The efficiency of serverless DBSQL
|
Configuration |
DBUs consumed |
Total cost |
P99 (sec) |
DBU consumption efficiency |
|
S warehouse |
2.57 |
$1.80 |
33.56 |
23x more efficient |
|
M warehouse |
3.86 |
$2.70 |
2.05 |
15.5x more efficient |
|
L warehouse |
4.53 |
$3.17 |
2.1 |
13x more efficient |
|
XL warehouse |
8.99 |
$6.29 |
2.02 |
6.67x more efficient |
|
Jobs Classic |
60 |
$10.22 |
82.22 |
Baseline |
While the cost per DBU for serverless SQL warehouses is higher than that for Jobs Classic, the data shows that serverless DBSQL is more cost-effective than Jobs Classic. The key to this seemingly counterintuitive pricing structure is all in the computation efficiency. SQL warehouses consumed just 4 DBUs on a medium warehouse compared to the 60 consumed by the Jobs Classic: a 15x improvement which more than offsets the cost. In fact, if we look at the cost per query percentile second which is an efficiency metric we can see:
-
Classic Jobs: $10.22/82.22 seconds = $0.124 per P99 second
-
Medium serverless DBSQL warehouse: $2.70/2.05 seconds = $1.37 per P99 second
On the surface it looks like you’re paying $1.37/second vs around $0.12/second but when you take into consideration the P99 of 2 seconds vs 82 seconds the savings disappear as the workload takes 40x less time to run. As a result a medium serverless warehouse costs $2.7 vs $10.22 to run the same queries using Jobs Classic.

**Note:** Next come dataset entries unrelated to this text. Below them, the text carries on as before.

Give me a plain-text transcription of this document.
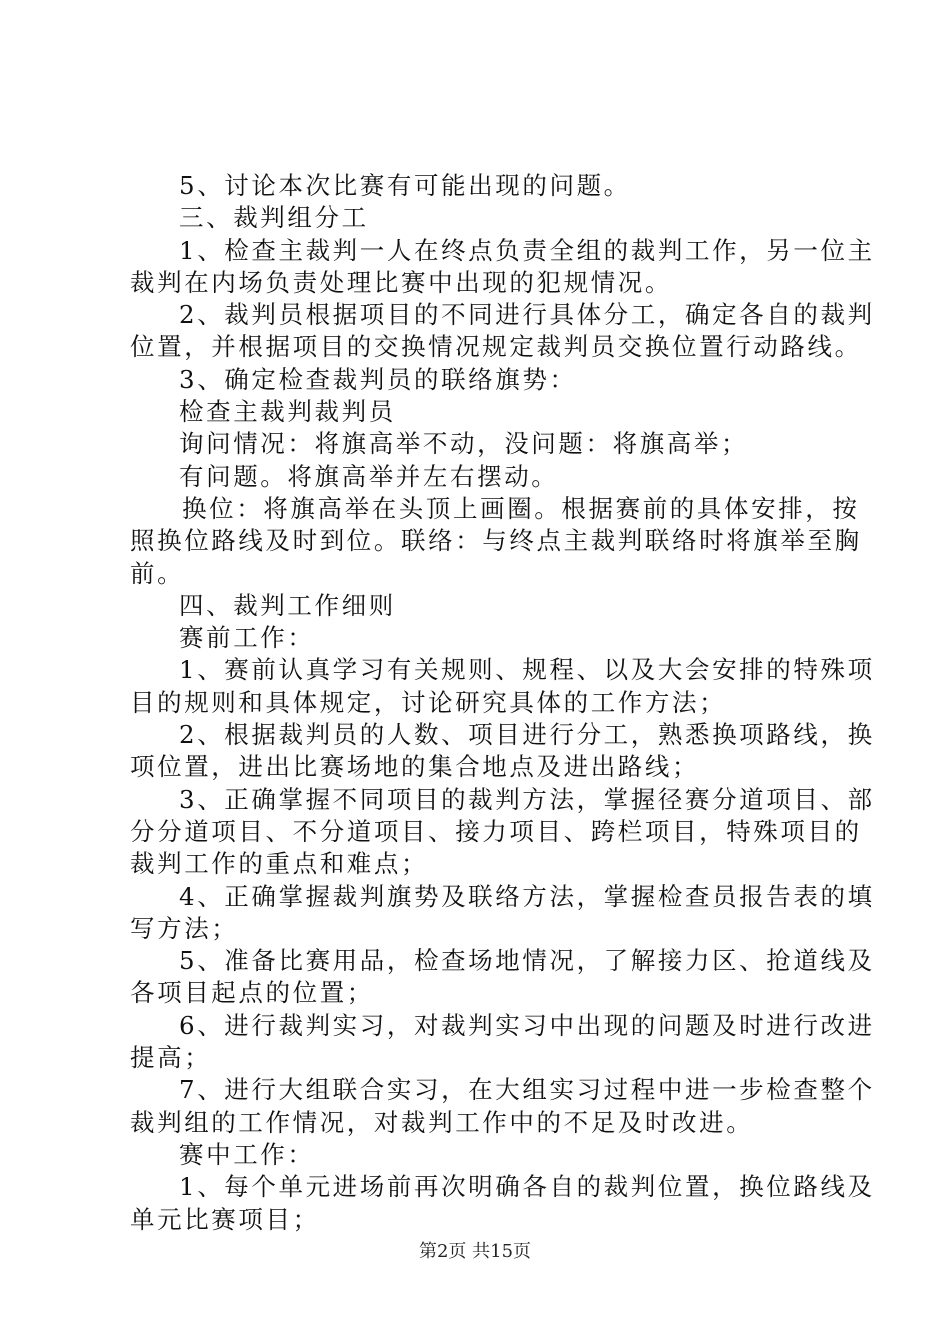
5、讨论本次比赛有可能出现的问题。
三、裁判组分工
1、检查主裁判一人在终点负责全组的裁判工作，另一位主
裁判在内场负责处理比赛中出现的犯规情况。
2、裁判员根据项目的不同进行具体分工，确定各自的裁判
位置，并根据项目的交换情况规定裁判员交换位置行动路线。
3、确定检查裁判员的联络旗势：
检查主裁判裁判员
询问情况：将旗高举不动，没问题：将旗高举；
有问题。将旗高举并左右摆动。
换位：将旗高举在头顶上画圈。根据赛前的具体安排，按
照换位路线及时到位。联络：与终点主裁判联络时将旗举至胸
前。
四、裁判工作细则
赛前工作：
1、赛前认真学习有关规则、规程、以及大会安排的特殊项
目的规则和具体规定，讨论研究具体的工作方法；
2、根据裁判员的人数、项目进行分工，熟悉换项路线，换
项位置，进出比赛场地的集合地点及进出路线；
3、正确掌握不同项目的裁判方法，掌握径赛分道项目、部
分分道项目、不分道项目、接力项目、跨栏项目，特殊项目的
裁判工作的重点和难点；
4、正确掌握裁判旗势及联络方法，掌握检查员报告表的填
写方法；
5、准备比赛用品，检查场地情况，了解接力区、抢道线及
各项目起点的位置；
6、进行裁判实习，对裁判实习中出现的问题及时进行改进
提高；
7、进行大组联合实习，在大组实习过程中进一步检查整个
裁判组的工作情况，对裁判工作中的不足及时改进。
赛中工作：
1、每个单元进场前再次明确各自的裁判位置，换位路线及
单元比赛项目；
第2页 共15页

The data shows that the same workload under the medium sized serverless SQL warehouse will be 40x faster and cost 74% less than on classic jobs clusters.
DBSQL warehouses achieve this efficiency through a myriad of optimization, but some features in particular make them particularly competent:
-
Native Photon acceleration included in the base price (not togglable like with Jobs)
-
Persistent compilation caches between queries
-
Columnar caching optimized for analytical patterns
Serverless DBSQL is also more predictable than Jobs Classic
On top of the efficiency, the Coefficient of Variation (CV), which measures the performance predictability, is significantly more stable for serverless DBSQL warehouses. The CV is calculated as standard deviation divided by the mean, which makes it better than standard deviation alone when comparing performance consistency across compute types.

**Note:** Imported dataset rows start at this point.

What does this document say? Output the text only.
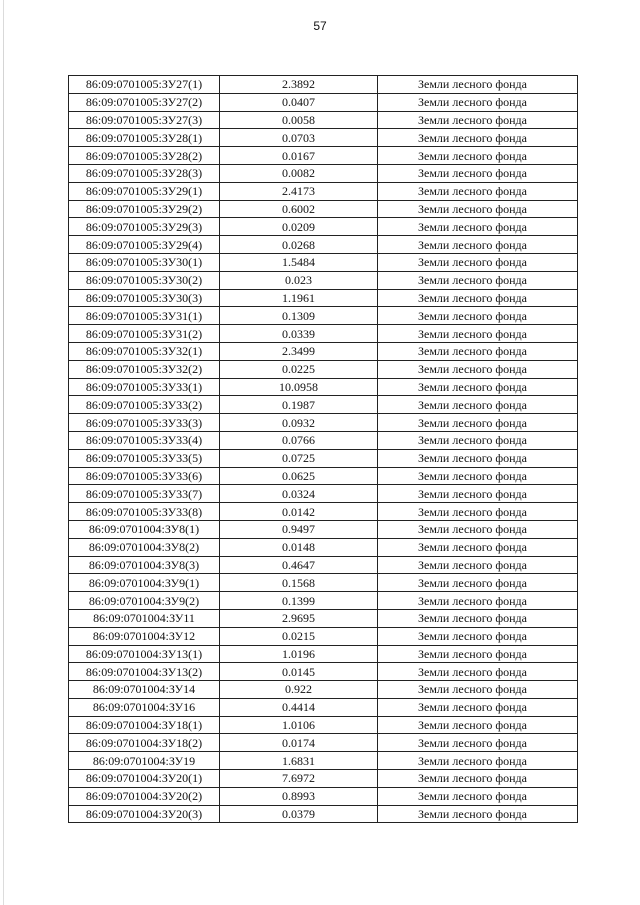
57
86:09:0701005:ЗУ27(1)	2.3892	Земли лесного фонда
86:09:0701005:ЗУ27(2)	0.0407	Земли лесного фонда
86:09:0701005:ЗУ27(3)	0.0058	Земли лесного фонда
86:09:0701005:ЗУ28(1)	0.0703	Земли лесного фонда
86:09:0701005:ЗУ28(2)	0.0167	Земли лесного фонда
86:09:0701005:ЗУ28(3)	0.0082	Земли лесного фонда
86:09:0701005:ЗУ29(1)	2.4173	Земли лесного фонда
86:09:0701005:ЗУ29(2)	0.6002	Земли лесного фонда
86:09:0701005:ЗУ29(3)	0.0209	Земли лесного фонда
86:09:0701005:ЗУ29(4)	0.0268	Земли лесного фонда
86:09:0701005:ЗУ30(1)	1.5484	Земли лесного фонда
86:09:0701005:ЗУ30(2)	0.023	Земли лесного фонда
86:09:0701005:ЗУ30(3)	1.1961	Земли лесного фонда
86:09:0701005:ЗУ31(1)	0.1309	Земли лесного фонда
86:09:0701005:ЗУ31(2)	0.0339	Земли лесного фонда
86:09:0701005:ЗУ32(1)	2.3499	Земли лесного фонда
86:09:0701005:ЗУ32(2)	0.0225	Земли лесного фонда
86:09:0701005:ЗУ33(1)	10.0958	Земли лесного фонда
86:09:0701005:ЗУ33(2)	0.1987	Земли лесного фонда
86:09:0701005:ЗУ33(3)	0.0932	Земли лесного фонда
86:09:0701005:ЗУ33(4)	0.0766	Земли лесного фонда
86:09:0701005:ЗУ33(5)	0.0725	Земли лесного фонда
86:09:0701005:ЗУ33(6)	0.0625	Земли лесного фонда
86:09:0701005:ЗУ33(7)	0.0324	Земли лесного фонда
86:09:0701005:ЗУ33(8)	0.0142	Земли лесного фонда
86:09:0701004:ЗУ8(1)	0.9497	Земли лесного фонда
86:09:0701004:ЗУ8(2)	0.0148	Земли лесного фонда
86:09:0701004:ЗУ8(3)	0.4647	Земли лесного фонда
86:09:0701004:ЗУ9(1)	0.1568	Земли лесного фонда
86:09:0701004:ЗУ9(2)	0.1399	Земли лесного фонда
86:09:0701004:ЗУ11	2.9695	Земли лесного фонда
86:09:0701004:ЗУ12	0.0215	Земли лесного фонда
86:09:0701004:ЗУ13(1)	1.0196	Земли лесного фонда
86:09:0701004:ЗУ13(2)	0.0145	Земли лесного фонда
86:09:0701004:ЗУ14	0.922	Земли лесного фонда
86:09:0701004:ЗУ16	0.4414	Земли лесного фонда
86:09:0701004:ЗУ18(1)	1.0106	Земли лесного фонда
86:09:0701004:ЗУ18(2)	0.0174	Земли лесного фонда
86:09:0701004:ЗУ19	1.6831	Земли лесного фонда
86:09:0701004:ЗУ20(1)	7.6972	Земли лесного фонда
86:09:0701004:ЗУ20(2)	0.8993	Земли лесного фонда
86:09:0701004:ЗУ20(3)	0.0379	Земли лесного фонда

For example, a medium sized serverless SQL warehouse has a mean latency of 1.15 seconds and standard deviation of 0.29 seconds, so the standard deviation is only 25.3% of the mean which indicates very tight consistent performance. In contrast, Jobs Serverless - Standard achieved a mean latency of 42.5 seconds with a standard deviation of 86 seconds. The standard deviation here is more than 2x the mean indicating wild swings, where slow queries can take 3-4x longer than average.
|
Configuration |
CV |
P50-P99 spread |
Real-world impact |
|
XL warehouse |
0.249 |
2.2x |
Guaranteed 2-second SLAs |
|
M warehouse |
0.253 |
2.3x |
Perfect for user-facing analytics |
|
L warehouse |
0.274 |
2.2x |
Predictable dashboard refreshes |
|
Jobs Classic |
1.236 |
15.2x |
Acceptable for batch ETL |
|
Jobs Classic: Photon enabled, Spot disabled |
1.527 |
23.3x |
Moderately unpredictable |
|
Jobs Classic: Photon disabled, Spot enabled |
1.765 |
28.5x |
Wide performance swings |
|
Jobs Serverless - Performance |
1.799 |
29.6x |
Premium price for unstable performance |
|
S warehouse |
1.926 |
25.2x |
Undersized, resource contention |
|
Job Serverless - Standard |
2.023 |
42.8x |
Wildly unpredictable |
When to use Serverless DBSQL vs Jobs Compute
This Databricks benchmark report clearly show that the serverless SQL warehouses aren’t just for analytics, they can be the optimal choice for batch processing too. But it's not a hard/fast rule. Here’s a breakdown of the workloads that are better suited for DBSQL:
-
Pure SQL transformations
-
dbt models and SQL-based ETL
-
Data quality checks and testing
-
Reporting and BI workloads
-
COPY INTO and data ingestion
-
Large-scale aggregations
Jobs Compute, on the other hand, is still very much necessary for patterns like these:
-
R/Python/Scala UDFs and Complex Logic
-
Machine learning windows
-
Streaming applications
-
Custom libraries and dependencies
-
File format conversions
Conclusion
After running close to 5,000 of TPC-DS queries and conducting rigorous statistical analysis, this Databricks benchmark report reveals somewhat surprising patterns that might challenge the conventional narrative.
First, we found that Jobs Serverless is less efficient than Jobs Classic despite using fewer resources. In fact, we found that the serverless variants consume 13-38% fewer DBUs than classic Jobs, yet deliver slower performance. This suggests there might be an architectural inefficiency that prevents serverless from matching the performance of classic job clusters even when the comparison should favor it. Combined with the 2.33x higher DBU rate ($0.35 vs $0.15), you’re paying 27-78% more for slower runtimes.
Secondly, we found that serverless SQL warehouses are the bargain we need. Despite having a higher price point, $0.70 per DBU versus Jobs’ $0.15 - a 4.67x premium, they end up costing less due to consuming fewer DBUs.
Overall, our TPC-DS benchmark report reveals an uncomfortable truth: serverless compute isn't always an upgrade. For the vast majority of production data workloads, such as predictable ETL pipelines, scheduled analytics and SLA-driven processing, Classic Jobs deliver better performance, lower costs and more reliable execution than the serverless options.
The real winner? Serverless SQL warehouses. They're not just for BI anymore. For analytical SQL workloads, they're 7x faster than any Jobs compute type at equal or lower cost.